It is a fine line between trying to be assertive and not sound aggressive. Nobody wants to buy products or services from people that are aggressive because the client becomes annoyed and ends up not liking the person. You also do not want to come off as a pushover because the client could get a better deal then they are supposed to.

People think that it depends on the tone that use when you are talking to the client. This can be the case sometimes but you can still sound aggressive even if you use a peaceful tone. The phrasing of your words have a bigger effect and can help you become more assertive.  Here is an example, when asking about who is working on a certain project. There are two ways you could ask this question, “who in procurement is working on this project?”, or “You know what would be easier, why don’t I just talk to procurement directly, Who should I contact?” Both are acceptable ways of asking the client but one comes off better than the other.

The second way comes off much less aggressive and more polite than the first one. It sounds more empathetic and like you are meeting to the needs of the client instead of yourself. It sounds like you are putting them in power and in control instead of yourself. These small adjustments make a big difference when trying to sell to people especially because people can come off aggressive even when they are trying not to.

source: https://blog.hubspot.com/sales/assertive-not-aggressive-sales-strategies

3 thoughts on “how to be assertive but not aggressive”
  1. I agree. It is difficult to walk the fine line of assertive and aggressive. Sometimes salespeople can be pushy, aggressive, and downright snarky. These things never bode well for the sale as no one wants to be intimidated into buying something, and if they are, they are almost never happy with their purchase later and will have buyers remorse.
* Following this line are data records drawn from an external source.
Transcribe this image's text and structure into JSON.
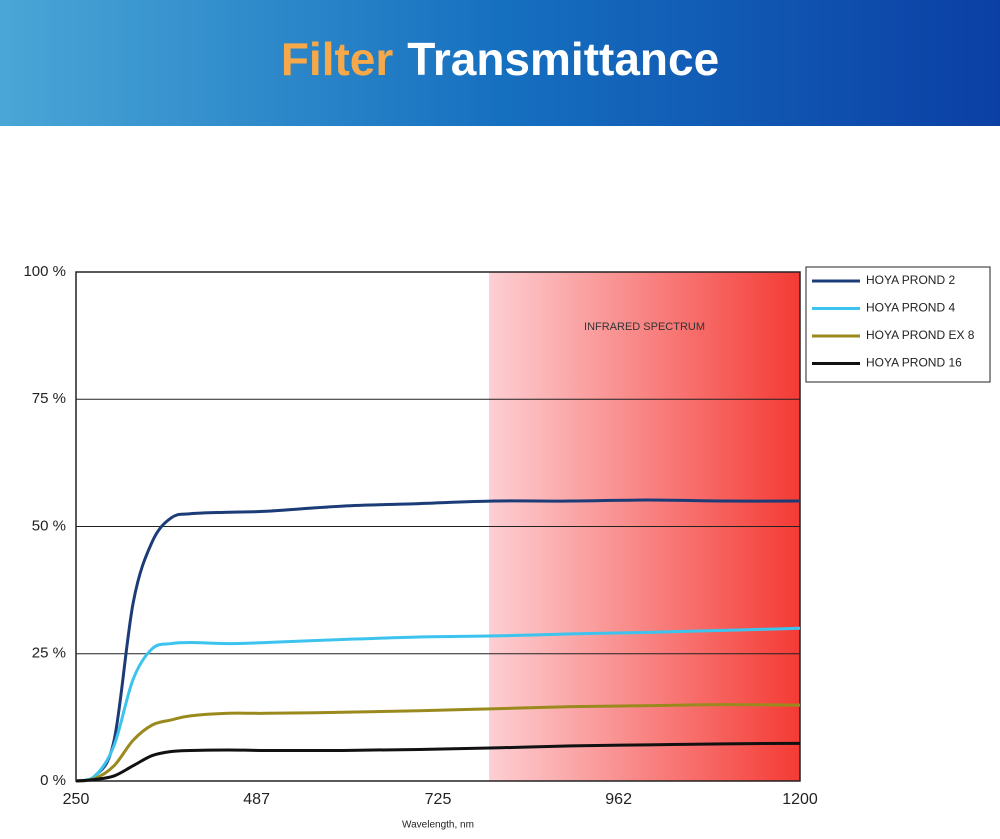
{
  "chart_data": {
    "type": "line",
    "title": [
      "Filter",
      "Transmittance"
    ],
    "x_label": "Wavelength, nm",
    "x": [
      250,
      275,
      300,
      325,
      350,
      375,
      400,
      450,
      500,
      600,
      700,
      800,
      900,
      1000,
      1100,
      1200
    ],
    "series": [
      {
        "name": "HOYA PROND 2",
        "color": "#1c3c78",
        "values": [
          0,
          1,
          8,
          35,
          47,
          51.7,
          52.5,
          52.8,
          53,
          54,
          54.5,
          55,
          55,
          55.2,
          55,
          55
        ]
      },
      {
        "name": "HOYA PROND 4",
        "color": "#3cc4ee",
        "values": [
          0,
          1,
          7,
          20,
          26,
          27,
          27.2,
          27,
          27.2,
          27.8,
          28.3,
          28.5,
          28.9,
          29.2,
          29.6,
          30
        ]
      },
      {
        "name": "HOYA PROND EX 8",
        "color": "#9a8a1e",
        "values": [
          0,
          0.5,
          3,
          8,
          11,
          12,
          12.8,
          13.3,
          13.3,
          13.5,
          13.8,
          14.2,
          14.6,
          14.8,
          15,
          14.9
        ]
      },
      {
        "name": "HOYA PROND 16",
        "color": "#111111",
        "values": [
          0,
          0.3,
          1,
          3,
          5,
          5.8,
          6,
          6.1,
          6,
          6,
          6.2,
          6.5,
          6.9,
          7.1,
          7.3,
          7.4
        ]
      }
    ],
    "xlim": [
      250,
      1200
    ],
    "xticks": [
      250,
      487,
      725,
      962,
      1200
    ],
    "ylim": [
      0,
      100
    ],
    "yticks": [
      {
        "value": 0,
        "label": "0 %"
      },
      {
        "value": 25,
        "label": "25 %"
      },
      {
        "value": 50,
        "label": "50 %"
      },
      {
        "value": 75,
        "label": "75 %"
      },
      {
        "value": 100,
        "label": "100 %"
      }
    ],
    "grid": true,
    "legend": "outside-right-top",
    "shaded_region": {
      "x": [
        792,
        1200
      ],
      "label": "INFRARED SPECTRUM"
    }
  }
}
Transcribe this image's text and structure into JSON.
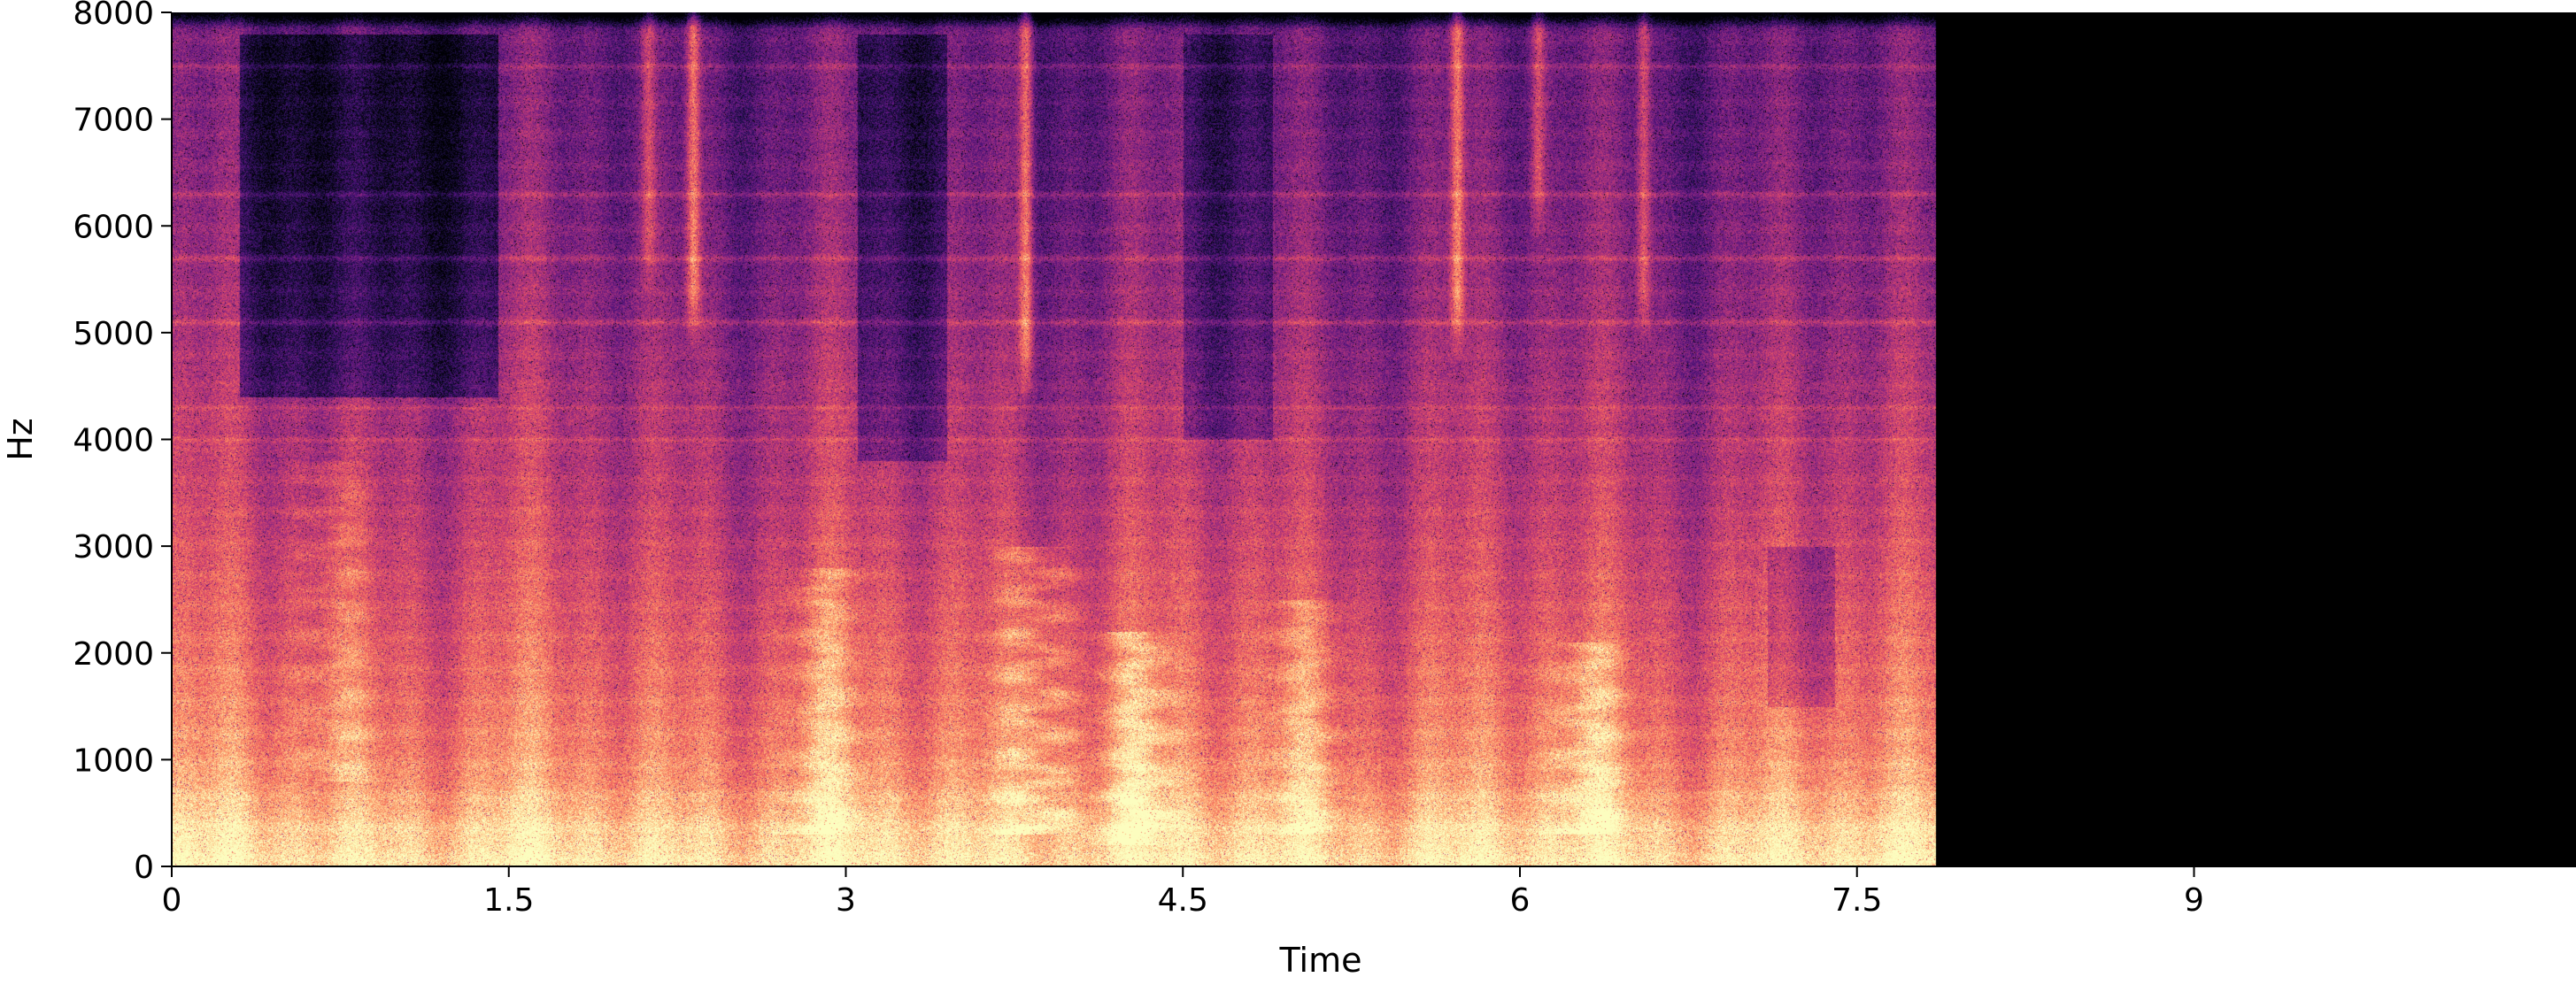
{
  "chart_data": {
    "type": "heatmap",
    "subtype": "spectrogram",
    "title": "",
    "xlabel": "Time",
    "ylabel": "Hz",
    "xlim": [
      0,
      10.7
    ],
    "ylim": [
      0,
      8000
    ],
    "x_ticks": [
      0,
      1.5,
      3,
      4.5,
      6,
      7.5,
      9
    ],
    "x_tick_labels": [
      "0",
      "1.5",
      "3",
      "4.5",
      "6",
      "7.5",
      "9"
    ],
    "y_ticks": [
      0,
      1000,
      2000,
      3000,
      4000,
      5000,
      6000,
      7000,
      8000
    ],
    "y_tick_labels": [
      "0",
      "1000",
      "2000",
      "3000",
      "4000",
      "5000",
      "6000",
      "7000",
      "8000"
    ],
    "signal_end_time": 7.85,
    "colormap": "magma",
    "colormap_stops": [
      "#000004",
      "#1c1044",
      "#4f127b",
      "#812581",
      "#b5367a",
      "#e55064",
      "#fb8761",
      "#fec287",
      "#fcfdbf"
    ],
    "grid": false,
    "legend": "none",
    "features": {
      "low_band_energy": 0.85,
      "high_band_energy": 0.3,
      "high_freq_rolloff_hz": 7850,
      "vertical_streaks": [
        {
          "time": 2.32,
          "from_hz": 5000,
          "to_hz": 8000,
          "intensity": 0.8
        },
        {
          "time": 3.8,
          "from_hz": 4500,
          "to_hz": 8000,
          "intensity": 0.85
        },
        {
          "time": 5.72,
          "from_hz": 4900,
          "to_hz": 8000,
          "intensity": 0.8
        },
        {
          "time": 6.08,
          "from_hz": 6000,
          "to_hz": 8000,
          "intensity": 0.55
        },
        {
          "time": 6.55,
          "from_hz": 5000,
          "to_hz": 8000,
          "intensity": 0.6
        },
        {
          "time": 2.12,
          "from_hz": 5500,
          "to_hz": 8000,
          "intensity": 0.45
        }
      ],
      "harmonic_bursts": [
        {
          "time": 3.85,
          "from_hz": 300,
          "to_hz": 3000,
          "intensity": 0.95
        },
        {
          "time": 4.3,
          "from_hz": 200,
          "to_hz": 2200,
          "intensity": 0.85
        },
        {
          "time": 6.3,
          "from_hz": 300,
          "to_hz": 2100,
          "intensity": 0.8
        },
        {
          "time": 0.72,
          "from_hz": 800,
          "to_hz": 3800,
          "intensity": 0.55
        },
        {
          "time": 2.9,
          "from_hz": 300,
          "to_hz": 2800,
          "intensity": 0.6
        },
        {
          "time": 5.05,
          "from_hz": 300,
          "to_hz": 2500,
          "intensity": 0.55
        }
      ],
      "dark_regions": [
        {
          "t0": 0.3,
          "t1": 1.45,
          "f0": 4400,
          "f1": 7800,
          "depth": 0.45
        },
        {
          "t0": 3.05,
          "t1": 3.45,
          "f0": 3800,
          "f1": 7800,
          "depth": 0.35
        },
        {
          "t0": 4.5,
          "t1": 4.9,
          "f0": 4000,
          "f1": 7800,
          "depth": 0.3
        },
        {
          "t0": 7.1,
          "t1": 7.4,
          "f0": 1500,
          "f1": 3000,
          "depth": 0.25
        }
      ],
      "horizontal_lines_hz": [
        4000,
        4300,
        5100,
        5700,
        6300,
        7500
      ]
    }
  }
}
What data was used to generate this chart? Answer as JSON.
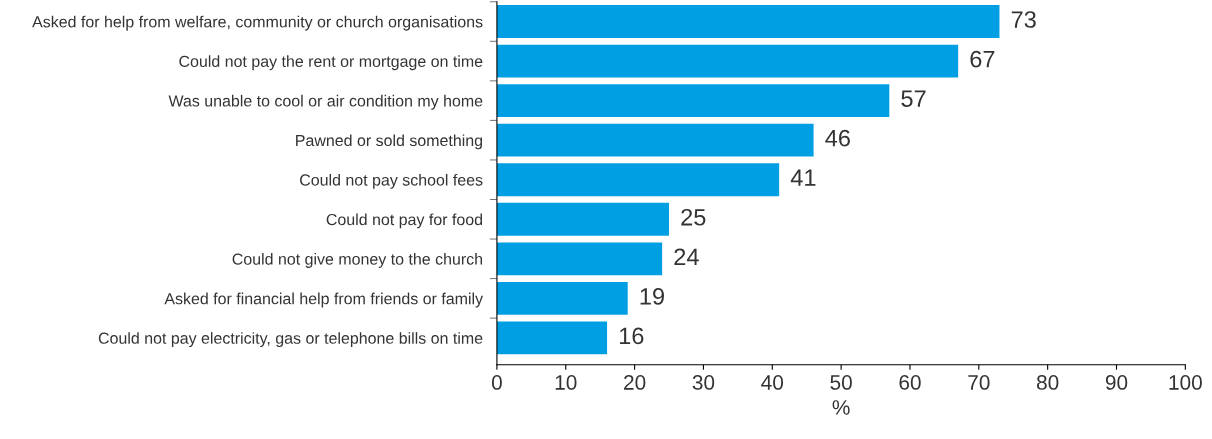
{
  "chart_data": {
    "type": "bar",
    "orientation": "horizontal",
    "xlabel": "%",
    "categories": [
      "Asked for help from welfare, community or church organisations",
      "Could not pay the rent or mortgage on time",
      "Was unable to cool or air condition my home",
      "Pawned or sold something",
      "Could not pay school fees",
      "Could not pay for food",
      "Could not give money to the church",
      "Asked for financial help from friends or family",
      "Could not pay electricity, gas or telephone bills on time"
    ],
    "values": [
      73,
      67,
      57,
      46,
      41,
      25,
      24,
      19,
      16
    ],
    "color": "#009fe3",
    "xlim": [
      0,
      100
    ],
    "xticks": [
      0,
      10,
      20,
      30,
      40,
      50,
      60,
      70,
      80,
      90,
      100
    ],
    "data_labels": true,
    "grid": false,
    "legend": false
  }
}
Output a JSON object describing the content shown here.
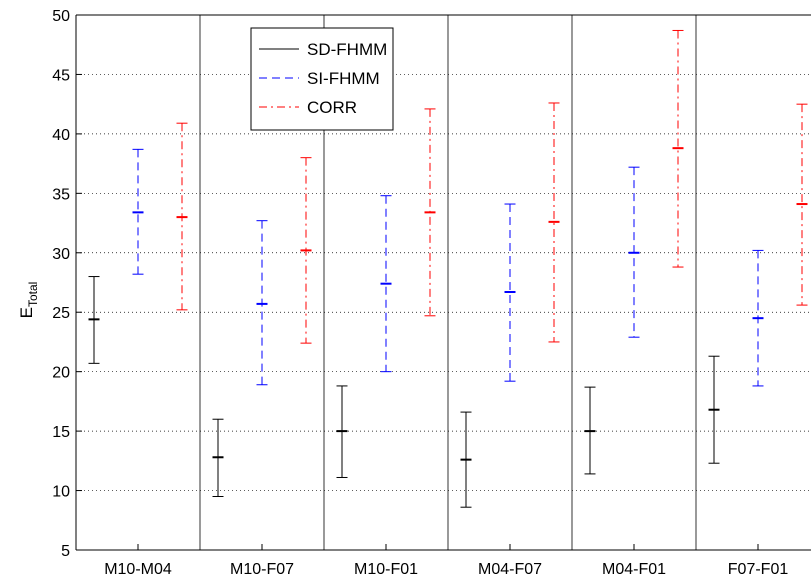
{
  "chart_data": {
    "type": "errorbar",
    "ylabel": "E",
    "ylabel_subscript": "Total",
    "ylim": [
      5,
      50
    ],
    "yticks": [
      5,
      10,
      15,
      20,
      25,
      30,
      35,
      40,
      45,
      50
    ],
    "grid": "horizontal-dotted",
    "legend_position": "top-left",
    "categories": [
      "M10-M04",
      "M10-F07",
      "M10-F01",
      "M04-F07",
      "M04-F01",
      "F07-F01"
    ],
    "series": [
      {
        "name": "SD-FHMM",
        "color": "#000000",
        "line_style": "solid",
        "mean": [
          24.4,
          12.8,
          15.0,
          12.6,
          15.0,
          16.8
        ],
        "low": [
          20.7,
          9.5,
          11.1,
          8.6,
          11.4,
          12.3
        ],
        "high": [
          28.0,
          16.0,
          18.8,
          16.6,
          18.7,
          21.3
        ]
      },
      {
        "name": "SI-FHMM",
        "color": "#0000ff",
        "line_style": "dashed",
        "mean": [
          33.4,
          25.7,
          27.4,
          26.7,
          30.0,
          24.5
        ],
        "low": [
          28.2,
          18.9,
          20.0,
          19.2,
          22.9,
          18.8
        ],
        "high": [
          38.7,
          32.7,
          34.8,
          34.1,
          37.2,
          30.2
        ]
      },
      {
        "name": "CORR",
        "color": "#ff0000",
        "line_style": "dashdot",
        "mean": [
          33.0,
          30.2,
          33.4,
          32.6,
          38.8,
          34.1
        ],
        "low": [
          25.2,
          22.4,
          24.7,
          22.5,
          28.8,
          25.6
        ],
        "high": [
          40.9,
          38.0,
          42.1,
          42.6,
          48.7,
          42.5
        ]
      }
    ]
  }
}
  2. Hi Dylan, you’ve brought up some good points in your post. When I think back to my experiences as both a customer and a seller, I can agree that there is a very fine line between assertiveness and aggressiveness. By “coming on too strong,” you could not only use a valuable customer but a potential friend. With that being said, it is important to be assertive, but assertiveness is never an adequate excuse for being rude.

  3. There is definitely a line between being assertive and aggressive. Even being assertive in some selling contexts can be harmful but not as harmful as being aggressive. Being aggressive with a prospect is a sure fire way to lose a sale and any future business because it will make them feel like you are trying to push them into buying something they do not necessarily want.